While many soap makers follow recipes from books or websites, I’ve learned to formulate my own recipes and analyze the conditioning, moisturizing, hardness, cleansing and creamy qualities by modifying the percentage of oils mixed in the recipe. By mixing oils at different ratios, there will be variations in the composition of fatty acids which alters the properties of the soap. While the idea of a gentle soap may seem universal, perhaps if you are making a soap for mechanics you’d want a more cleansing soap. People often prefer a moisturizing soap in the dry winter months and a deodorant soap in the heat of the summer. Hence, we make soaps with different recipes for different purposes. Facial soaps should be more gentle than body soaps or other special purpose soaps.

Over the last year, I’ve participated in many soap swaps. The first order of business is always to look at the soaps, smell, read ingredients, consider the packaging, the design, etc. Maybe I use the soaps or, many are given away. Afterall, I do have a gazillion soaps of my own to use. Of the soaps that I do keep and use, I find some that I really, really like and others that may smell and look nice, but aren’t necessarily outstanding as far as the recipe goes. Of the soaps that I really like, many are still mis-labeled or don’t have a complete list of ingredients. This is real pet peeve for me. While “Soap,” in the absence of cosmetic claims (soothing, moisturizing, cleansing, purifiying, etc) is not legally required to list all ingredients, dang it, I want to LEARN from the soaps I use! What was it that made that soap nice? Sometimes it isn’t just the balance of oils but additives or water substitutes that can make a soap particularly nice. For instance, if my balance of oils leaves something to be desired for bubbles, I can add sugar, maple syrup, honey, etc. If I want more creamy lather, I can sub out part of the water for goat’s milk, coconut milk, yogurt or add those same ingredients in powder form.
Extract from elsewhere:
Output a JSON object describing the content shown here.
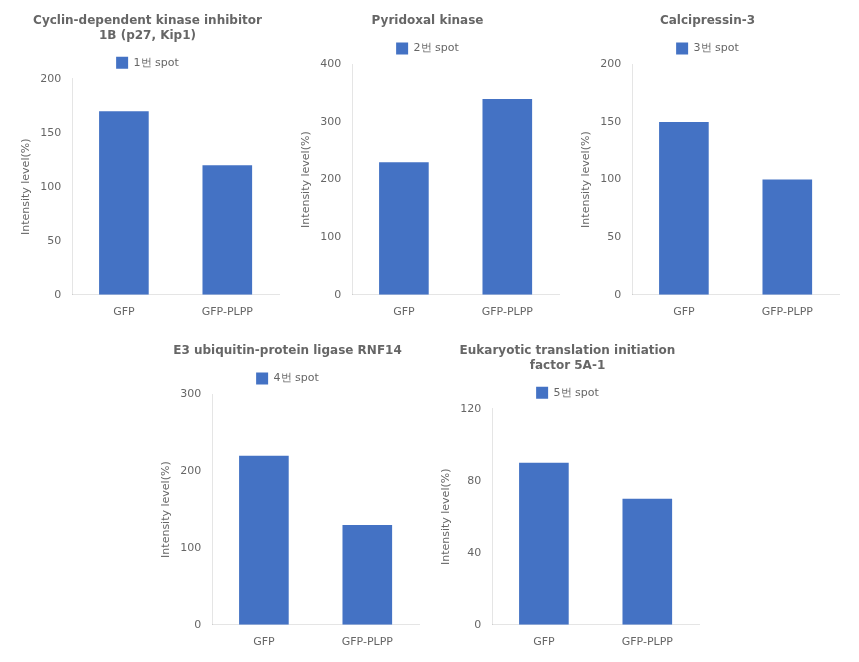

Getting to the point- I would really like to work toward a soap swap where PLAIN guest size bars are submitted without labels, but ANONYMOUSLY* numbered and distributed to other soapers. The recipient would then use the soap and go online and give feedback reviewing their impression of the soap’s performance. Were you satisfied with the creamy texture or was there room for improvement? Were the bubbles fluffy or small? Was the soap moisturizing or drying? Do you like the fragrance stronger or lighter? Then, upon submission of the feedback, the recipient would receive a copy of the SOAPCALC print out, including additives, fragrance or essential oil blends, liquids, exfoliants… that’s right, the WHOLE RECIPE. I think in this way, we could actually learn from other people’s soaps. I can’t tell you how often I use my own soaps and get out of the shower to look at the recipe and pause to consider, “what made that soap so stinkin’ good?” What do you think? Would there be an interest in soapers anonymously sharing their personal recipes for the sake of getting feedback on their soap from other soap makers and actually learning as they use other people’s soaps?

Why “ANONYMOUS” you ask? Good question! Soap makers, like the rest of the world, are a cult of personality. There are leaders whose followers love everything they do and will compliment that person regardless of what they do. If we are just considering plain soaps, then the drive is to learn about the soap performance, not to flatter the artist. Further, if the soap maker’s name remains anonymous, then there isn’t the concern that that crafter’s local competition now “knows their recipe.” Chances are, you’d never make it onto the competitor’s radar if the submissions are anonymous. Again, is there any interest out there?